I participated in the HPP in the beginning, went to a meeting, and submitted a funding proposal. I have lost touch since. I don't know all that has been achieved, or how the program has evolved. My impression in the beginning was that there was a strong emphasis on obstetric outcomes and technologies that could produce, for the benefit of the physician, rapid and clinically meaningful results. Innovation in technology is exciting but I did not see a place for myself at the table.
I work on the placenta in the domain of public health. I am a proponent of improving methodologies and approaches for etiologic research in human populations, and with an eye towards population-level intervention. I would be happy to represent the perspective of the public health scientist in this group. Many of our objectives are overlapping across fields (basic biology, clinical medicine, public health). Yet, we may also have unique perspectives and approaches that could all play a role in moving the field forward.
Work that my group is working on in the context of a placenta-centric R01 project, includes:
• methods for biomarker-based studies in the first trimester of pregnancy to connect maternal exposures (endocrine disruption, maternal stress, racism, infection), circulating and placental tissue biomarkers and child outcomes: absolute quantitative western blot using a standard curve method, identifying differences in biomarker associations by placental tissue type, comparing first trimester and term. We also have generated transcriptome datasets (effects of phthalates on placental gene expression) which inform our biomarker studies. So far, we have not found the transcriptome studies to be reproducible. I see above there is a push towards high dimensional data sets. The methods to anlayze these types of data to generate reproducible findings are not as well developed as the methods to analyze lower dimensional datasets.

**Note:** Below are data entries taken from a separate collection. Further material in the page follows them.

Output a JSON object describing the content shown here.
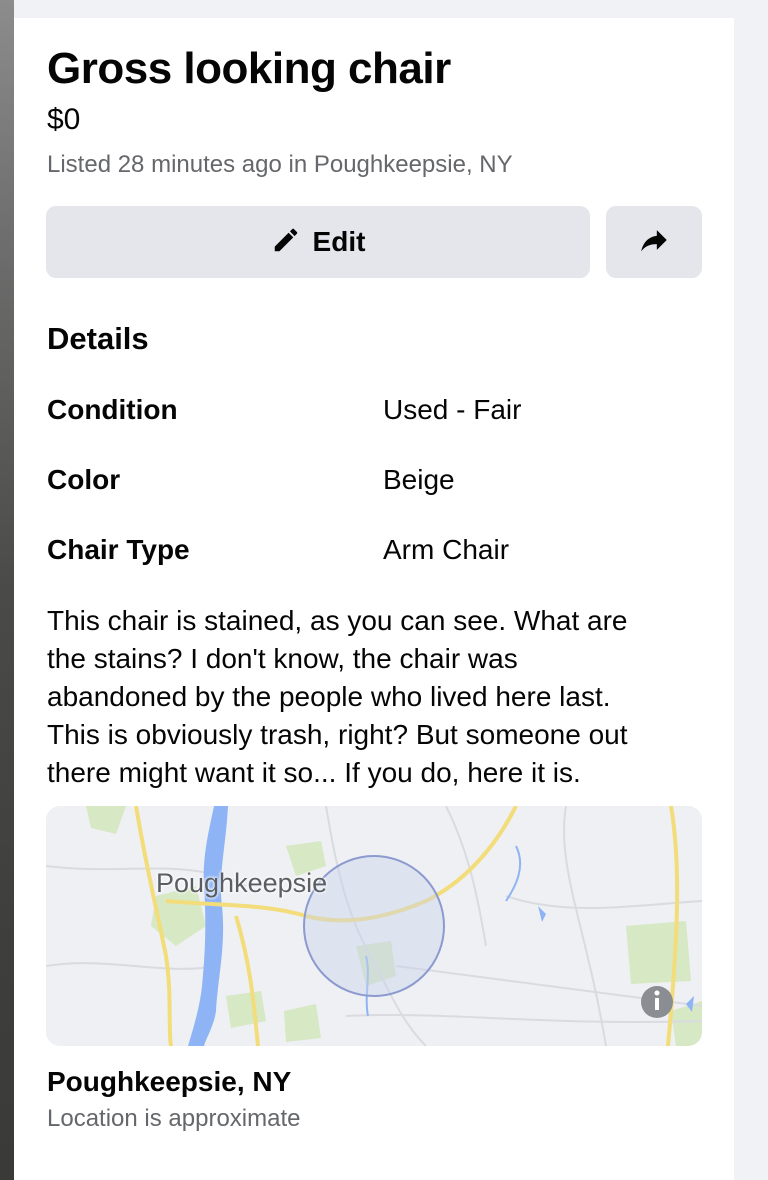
{
  "listing": {
    "title": "Gross looking chair",
    "price": "$0",
    "listed_info": "Listed 28 minutes ago in Poughkeepsie, NY"
  },
  "actions": {
    "edit_label": "Edit",
    "edit_icon": "pencil-icon",
    "share_icon": "share-arrow-icon"
  },
  "details": {
    "heading": "Details",
    "rows": [
      {
        "label": "Condition",
        "value": "Used - Fair"
      },
      {
        "label": "Color",
        "value": "Beige"
      },
      {
        "label": "Chair Type",
        "value": "Arm Chair"
      }
    ]
  },
  "description": "This chair is stained, as you can see. What are\nthe stains? I don't know, the chair was\nabandoned by the people who lived here last.\nThis is obviously trash, right? But someone out\nthere might want it so... If you do, here it is.",
  "map": {
    "city_label": "Poughkeepsie",
    "info_icon": "info-icon"
  },
  "location": {
    "name": "Poughkeepsie, NY",
    "note": "Location is approximate"
  },
  "colors": {
    "button_bg": "#e4e6eb",
    "secondary_text": "#65676b",
    "river": "#8fb4f5",
    "road": "#f3dc7a",
    "park": "#d6e8c4",
    "radius_circle": "#c9d2ee"
  }
}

• applying statistical methods to improve causal inference in observational settings with low dimensional data and transcriptome data: DAG (directed acyclic graph) theory, causal mediation, shape detection to identify non-linear relationships, longitudinal analysis, mixture modeling. I realize there is a push to apply machine learning in the statement above. Machine learning is an exciting direction as a prediction tool. It is not clear how much it can teach us about causality.

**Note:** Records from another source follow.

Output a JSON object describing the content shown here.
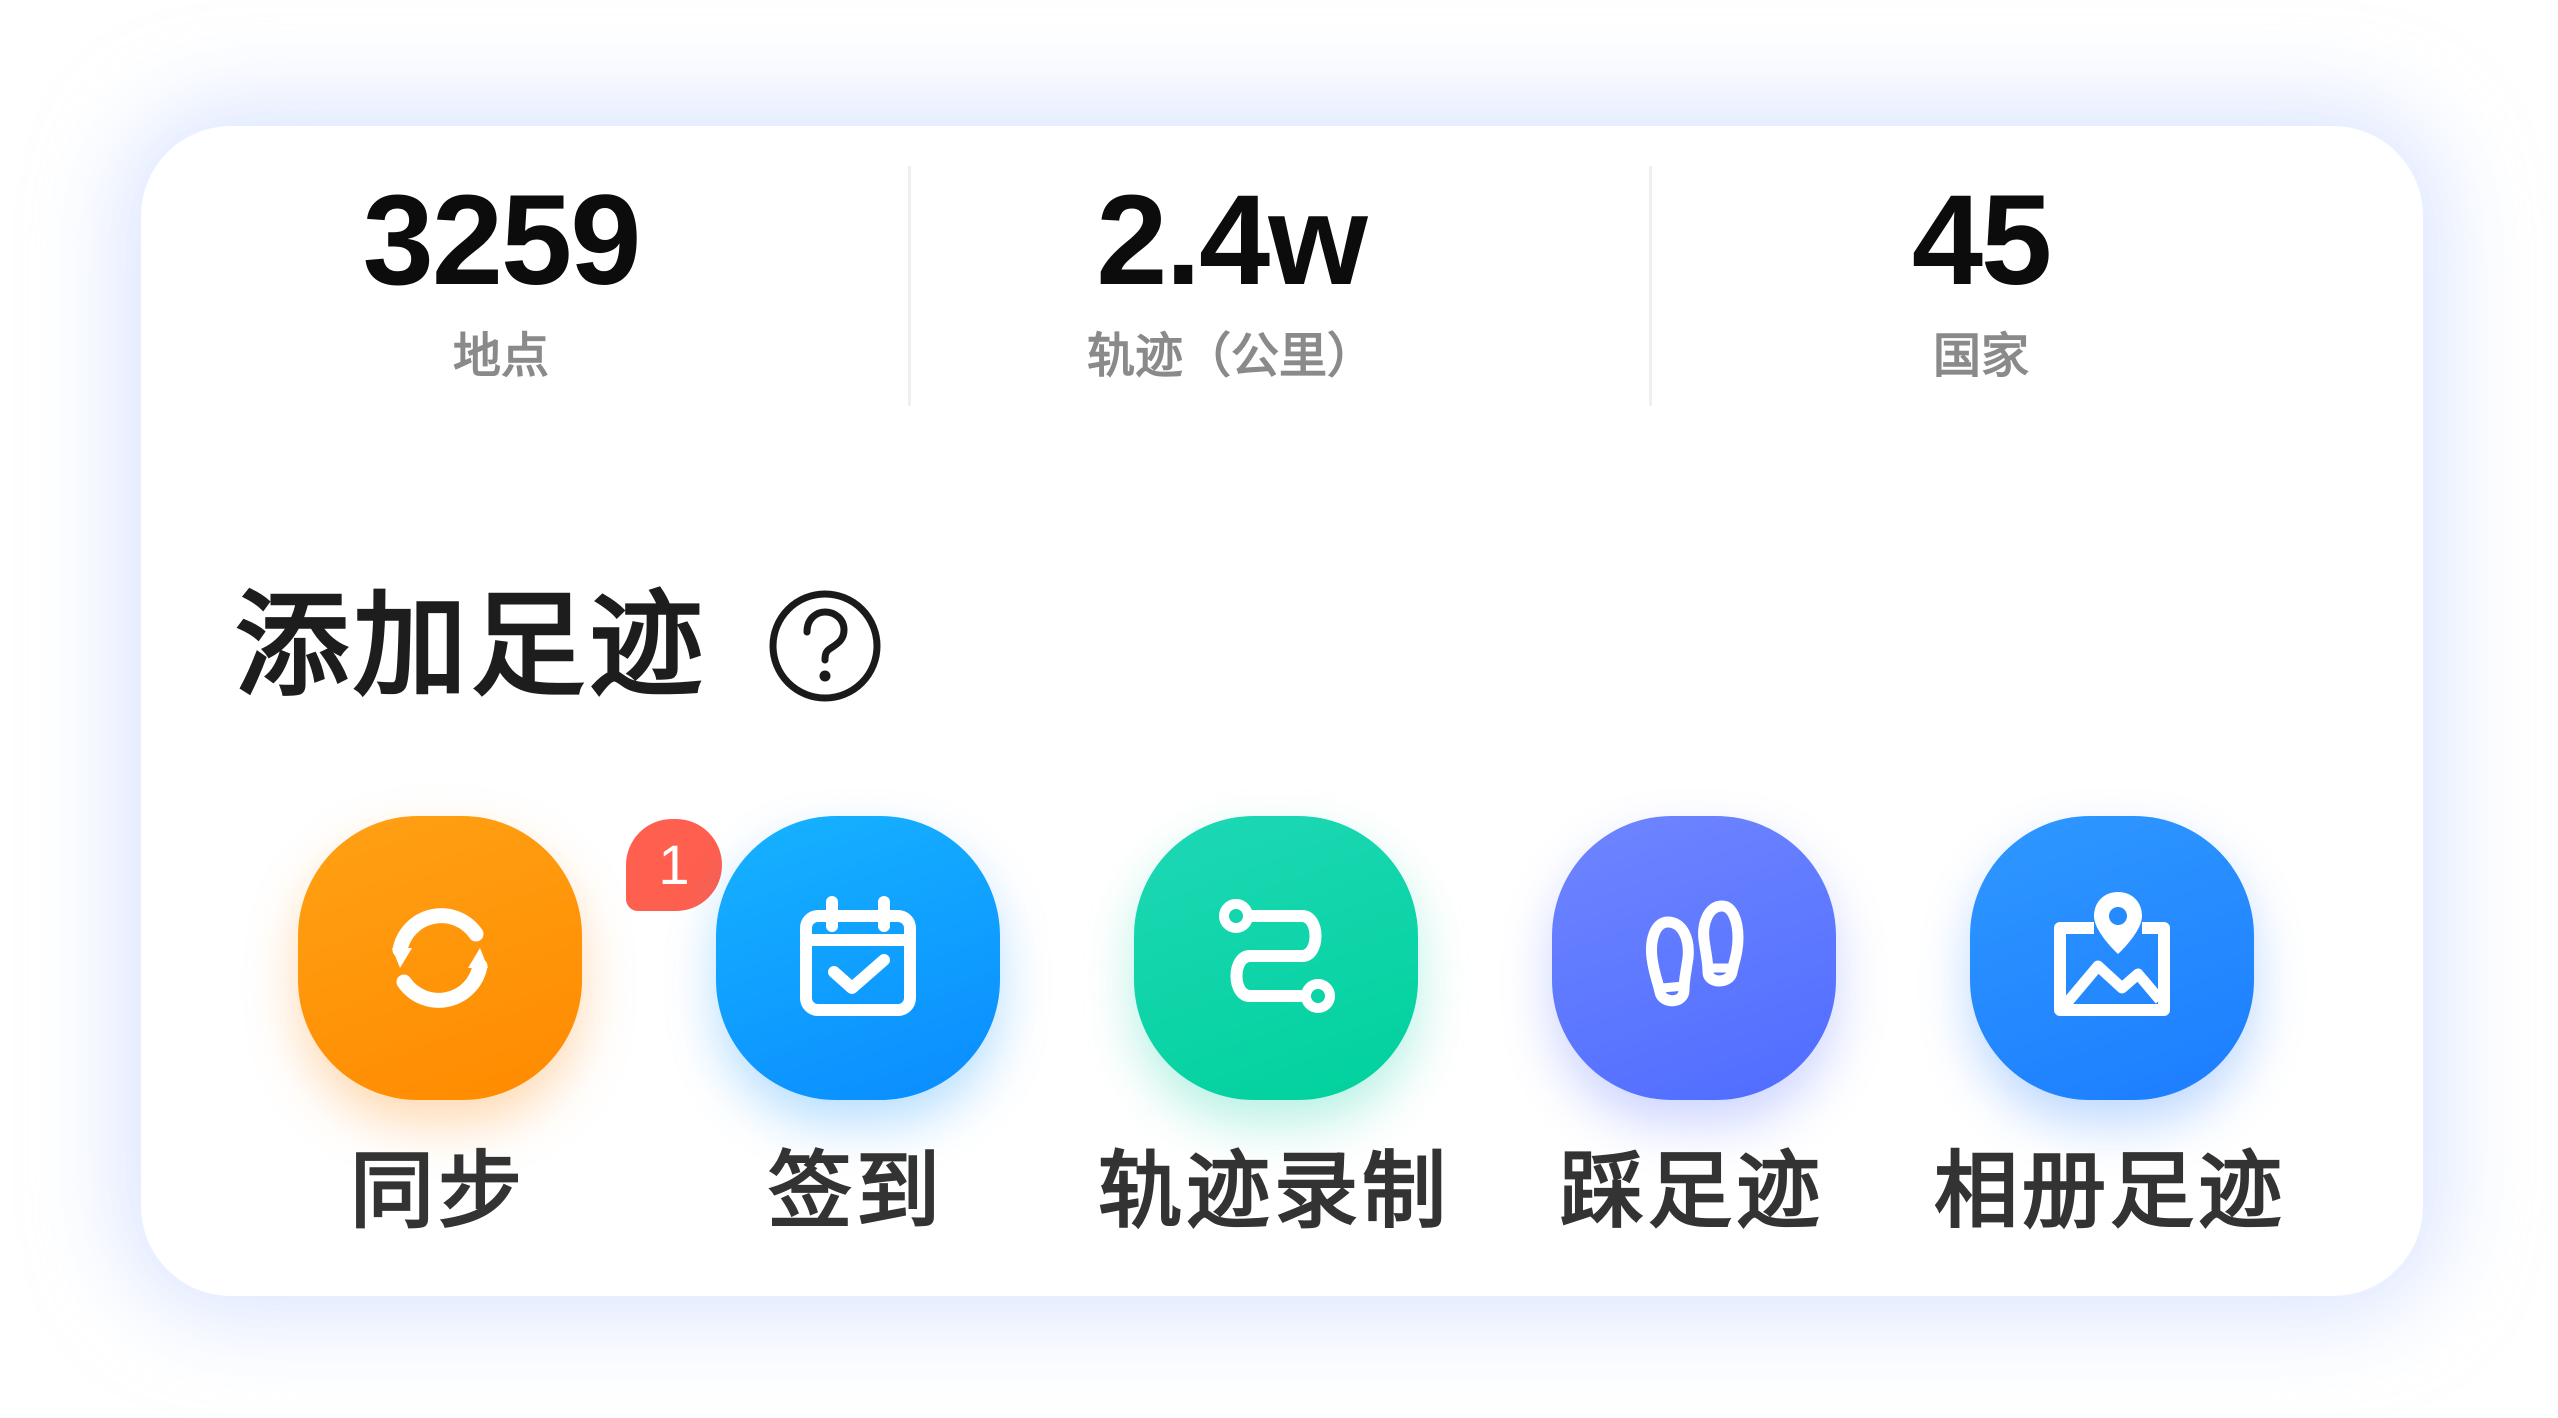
{
  "stats": [
    {
      "value": "3259",
      "label": "地点"
    },
    {
      "value": "2.4w",
      "label": "轨迹（公里）"
    },
    {
      "value": "45",
      "label": "国家"
    }
  ],
  "section": {
    "title": "添加足迹",
    "help_icon": "question-circle-icon"
  },
  "actions": [
    {
      "label": "同步",
      "icon": "sync-icon",
      "color": "#ff9200",
      "badge": "1"
    },
    {
      "label": "签到",
      "icon": "calendar-check-icon",
      "color": "#0a9dff"
    },
    {
      "label": "轨迹录制",
      "icon": "route-icon",
      "color": "#00d4a6"
    },
    {
      "label": "踩足迹",
      "icon": "footprints-icon",
      "color": "#5c78ff"
    },
    {
      "label": "相册足迹",
      "icon": "photo-location-icon",
      "color": "#2589ff"
    }
  ]
}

• As a field, I think we are moving past in vitro modeling of the human placenta based on monolayer cultures, but I am not sure if the method published by this group (PMID: 32908314) is going to work for our group in the form that it has been proposed. It would be helpful to have a focused discussion on this issue, and specifically with respect to primary first trimester placental tissue culture.
• Our current R01 project includes detailed analyses of human chorionic gonadotropin (hCG) which is an extremely rich source of information on diverse types of placental function in pregnancy.In these studies, we are finding differences between hCG-alpha and hCG-beta that are giving rise to new hypotheses and directions for our research, including extending outcomes to include maternal postpartum health.
• I learned recently that statewide prenatal screening programs are eliminating the serum screening analytes (hCG, PAPP-A, Estriol, Inhibin-A, AFP) in favor of cell free fetal DNA exclusively. I think this is something that the HPP should discuss. There is no comparison in terms of the type of information provided in the two types of screening. I am showing in my research the utility of serum screening data in public health research. It would be a HUGE loss if those data are no longer collected.
**take what you want here! I defer to you as to how our agendas may or may not match up.